Il apparaît que, dans les circonstances de l’affaire au principal, l’aspect de la libre prestation des services prévaut sur celui de la libre circulation des capitaux. En effet, par son argumentation, telle que résumée par la juridiction de renvoi, Hypothekenbank cherche à faire valoir que la prise en compte, aux fins de la détermination de la taxe de stabilité et de la contribution spéciale à cette taxe, des opérations bancaires qu’elle effectue sans intermédiaire avec des clients dans des États membres autres que l’Autriche augmente le coût de ces opérations et rend ainsi l’activité transfrontalière moins attrayante.
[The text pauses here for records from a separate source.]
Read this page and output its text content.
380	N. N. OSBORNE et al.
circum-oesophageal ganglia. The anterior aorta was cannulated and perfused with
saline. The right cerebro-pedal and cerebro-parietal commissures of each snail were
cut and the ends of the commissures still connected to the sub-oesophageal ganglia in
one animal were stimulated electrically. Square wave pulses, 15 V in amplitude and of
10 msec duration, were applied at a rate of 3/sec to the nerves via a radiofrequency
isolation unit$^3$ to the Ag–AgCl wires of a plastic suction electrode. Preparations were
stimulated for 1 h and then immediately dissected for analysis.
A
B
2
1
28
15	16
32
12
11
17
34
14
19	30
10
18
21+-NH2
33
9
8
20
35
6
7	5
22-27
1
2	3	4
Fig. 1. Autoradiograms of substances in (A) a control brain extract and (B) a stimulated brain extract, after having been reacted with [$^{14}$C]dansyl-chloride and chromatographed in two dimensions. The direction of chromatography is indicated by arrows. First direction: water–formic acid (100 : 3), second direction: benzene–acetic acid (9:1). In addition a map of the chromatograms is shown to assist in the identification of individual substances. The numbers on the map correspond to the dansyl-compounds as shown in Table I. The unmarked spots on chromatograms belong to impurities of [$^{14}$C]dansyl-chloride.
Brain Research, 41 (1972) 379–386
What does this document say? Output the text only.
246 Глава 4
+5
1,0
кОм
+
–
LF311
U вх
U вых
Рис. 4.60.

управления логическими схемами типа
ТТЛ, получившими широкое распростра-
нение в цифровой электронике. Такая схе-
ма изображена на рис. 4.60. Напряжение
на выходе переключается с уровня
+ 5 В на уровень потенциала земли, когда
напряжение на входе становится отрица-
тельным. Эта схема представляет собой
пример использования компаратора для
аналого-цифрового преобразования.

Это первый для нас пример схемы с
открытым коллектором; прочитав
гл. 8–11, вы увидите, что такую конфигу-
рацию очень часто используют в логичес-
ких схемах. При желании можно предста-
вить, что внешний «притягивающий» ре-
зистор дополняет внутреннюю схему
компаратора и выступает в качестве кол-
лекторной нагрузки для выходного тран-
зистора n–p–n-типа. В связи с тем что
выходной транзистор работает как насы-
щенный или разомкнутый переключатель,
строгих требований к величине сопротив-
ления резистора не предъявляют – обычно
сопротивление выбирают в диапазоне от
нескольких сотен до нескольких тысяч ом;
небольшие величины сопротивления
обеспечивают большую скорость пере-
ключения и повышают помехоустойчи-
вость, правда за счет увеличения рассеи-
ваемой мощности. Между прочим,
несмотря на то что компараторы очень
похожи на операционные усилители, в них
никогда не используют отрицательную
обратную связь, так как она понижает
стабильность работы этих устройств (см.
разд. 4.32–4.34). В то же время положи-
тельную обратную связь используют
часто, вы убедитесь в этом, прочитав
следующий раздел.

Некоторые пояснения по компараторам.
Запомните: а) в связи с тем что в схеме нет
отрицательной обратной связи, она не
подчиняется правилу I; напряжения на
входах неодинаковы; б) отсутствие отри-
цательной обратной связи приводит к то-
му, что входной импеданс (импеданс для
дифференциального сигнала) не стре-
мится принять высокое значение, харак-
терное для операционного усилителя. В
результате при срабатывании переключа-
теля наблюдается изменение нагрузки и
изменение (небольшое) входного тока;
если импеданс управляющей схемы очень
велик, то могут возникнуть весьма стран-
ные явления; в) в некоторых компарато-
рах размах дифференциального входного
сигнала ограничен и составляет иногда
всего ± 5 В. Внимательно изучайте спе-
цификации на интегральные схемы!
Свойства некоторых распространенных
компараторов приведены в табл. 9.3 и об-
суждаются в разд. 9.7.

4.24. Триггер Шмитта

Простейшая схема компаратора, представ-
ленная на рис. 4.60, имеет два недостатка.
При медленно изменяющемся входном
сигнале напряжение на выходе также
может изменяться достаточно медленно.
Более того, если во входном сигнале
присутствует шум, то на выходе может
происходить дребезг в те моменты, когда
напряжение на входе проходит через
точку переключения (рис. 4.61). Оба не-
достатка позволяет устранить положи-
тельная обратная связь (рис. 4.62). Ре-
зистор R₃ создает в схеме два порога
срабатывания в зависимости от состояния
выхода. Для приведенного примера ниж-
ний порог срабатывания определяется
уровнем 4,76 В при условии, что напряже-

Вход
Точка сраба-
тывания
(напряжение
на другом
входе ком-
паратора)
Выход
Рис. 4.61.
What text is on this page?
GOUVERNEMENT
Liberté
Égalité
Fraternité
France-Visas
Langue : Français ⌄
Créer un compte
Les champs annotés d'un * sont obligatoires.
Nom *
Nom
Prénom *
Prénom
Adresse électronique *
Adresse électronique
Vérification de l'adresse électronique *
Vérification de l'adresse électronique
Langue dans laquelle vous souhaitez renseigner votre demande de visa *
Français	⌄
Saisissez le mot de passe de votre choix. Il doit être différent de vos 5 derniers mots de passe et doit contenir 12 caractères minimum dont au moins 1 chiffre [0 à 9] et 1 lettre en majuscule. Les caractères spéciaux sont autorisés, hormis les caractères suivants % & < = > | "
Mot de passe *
Une telle conséquence concerne de manière prépondérante la libre prestation des services, alors que les effets sur la libre circulation des capitaux n’en sont qu’une conséquence inéluctable.

26

Par conséquent, il convient d’examiner la question posée au regard non pas des articles 63 TFUE et suivants, relatifs à la libre circulation des capitaux, mais des articles 56 TFUE et suivants, relatifs à la libre prestation des services.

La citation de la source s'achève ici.